Когда Гунгер приехал в Петербург, то Трезин по приказанию Черкасова
доставил ему глину из Царского Села, Стрелиной мызы, деревни Мартышктной и
других мест. Были взяты также образцы московских глин, имевшихся на
петербургских стеклянных заводах. Гунгер хотел сразу произвести пробы этим
глинам, но Трезин объявил ему приказание от барона Черкасова ехать
немедленно в Москву, куда мастер выехал из столицы 29 сентября с большой
неохотой.
Гунгер опасался, как бы его не заставили устраивать фарфоровую фабрику
в Москве. Опасение это было совершенно напрасным. Черкасов поскорее видеть
мастера и желал, чтобы Гунгер на месте познакомился с различными сортами
великолепных гжельских глин, давно уже служивших кустарям для выделки
простой белой посуды, а замечательной фабрике Гребенщикова - для выделки
фаянса и проведения многочисленных опытов. Именно здесь надеялись найти
пригодный для изготовления фарфора материал.

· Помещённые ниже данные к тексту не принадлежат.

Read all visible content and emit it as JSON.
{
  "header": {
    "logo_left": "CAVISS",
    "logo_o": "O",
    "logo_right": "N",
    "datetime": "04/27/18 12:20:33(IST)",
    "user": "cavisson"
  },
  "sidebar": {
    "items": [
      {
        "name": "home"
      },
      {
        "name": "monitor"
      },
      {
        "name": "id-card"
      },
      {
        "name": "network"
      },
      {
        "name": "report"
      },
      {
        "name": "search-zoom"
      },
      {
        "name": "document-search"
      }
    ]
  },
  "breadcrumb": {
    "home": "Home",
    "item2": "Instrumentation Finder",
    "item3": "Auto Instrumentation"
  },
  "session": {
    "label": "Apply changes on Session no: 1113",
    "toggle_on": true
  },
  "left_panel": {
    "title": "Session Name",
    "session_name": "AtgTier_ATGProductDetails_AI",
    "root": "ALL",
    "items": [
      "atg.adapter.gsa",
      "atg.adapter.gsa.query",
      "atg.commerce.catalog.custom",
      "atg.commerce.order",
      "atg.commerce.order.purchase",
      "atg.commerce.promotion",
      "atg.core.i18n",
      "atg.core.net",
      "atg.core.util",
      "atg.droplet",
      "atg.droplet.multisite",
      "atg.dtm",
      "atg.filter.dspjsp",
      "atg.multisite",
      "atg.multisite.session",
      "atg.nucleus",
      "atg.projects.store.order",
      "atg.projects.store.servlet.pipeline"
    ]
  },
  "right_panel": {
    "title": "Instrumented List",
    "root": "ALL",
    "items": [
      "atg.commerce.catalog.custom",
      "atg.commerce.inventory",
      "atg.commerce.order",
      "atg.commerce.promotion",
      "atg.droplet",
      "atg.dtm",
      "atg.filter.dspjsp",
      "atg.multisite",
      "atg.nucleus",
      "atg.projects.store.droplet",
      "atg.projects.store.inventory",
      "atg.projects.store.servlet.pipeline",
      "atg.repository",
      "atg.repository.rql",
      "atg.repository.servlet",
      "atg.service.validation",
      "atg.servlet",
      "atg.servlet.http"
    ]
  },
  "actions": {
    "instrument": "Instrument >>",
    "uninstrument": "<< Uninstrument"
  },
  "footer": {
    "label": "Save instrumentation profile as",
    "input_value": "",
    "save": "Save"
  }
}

Однако дальнейшие поступки Гунгера вызвали неудовольствие Черкасова.
Мастер подчеркнуто таился со своим секретом, вместе с тем постоянно досаждая
вельможе мелочными просьбами: о вывозе семьи и о деньгах, о выделении
экипажа, часто - совершенно безосновательными. Поэтому, хотя Императрица и
Черкасов еще верили в знания арканиста, но нашли нужным предусмотрительно
принять меры на будущее против его заносчивости и капризов, а также против
всевозможных случайностей.
В результате как только Гунгер приступил к подготовительным работам по
устройству фабрики, то есть еще на стадии исследования гжельских глин, к
нему немедленно был приставлен Дмитрий Виноградов, который не отходил от
мастера ни на шаг, имея целью досконально изучить все операции фарфорового
производства.
*
Дмитрий Иванович Виноградов родился около 1720 года в Суздале, где его
отец был священником. Дмитрий воспитывался вместе со своим старшим братом
Яковом в Москве, в известной школе при академии Заиконоспасского монастыря.
В конце 1735 года оба брата в числе других двадцати учеников (среди которых
был и великий Ломоносов) направляются по требованию Сената в Петербург для
продолжения образования при Академии Наук.
В 1736 году Академия, по предложению Тайного кабинета Министров,
выбрала из числа своих воспитанников молодых людей для отправления за
границу для углубленного изучения металлургии. Избранными оказались: Михаил
Ломоносов, Густав Ульрих Рейзер и Дмитрий Виноградов, которому в то время
было только шестнадцать лет. Они провели за границей более пяти лет,
прекрасно усвоив немецкий язык и обретя там друзей.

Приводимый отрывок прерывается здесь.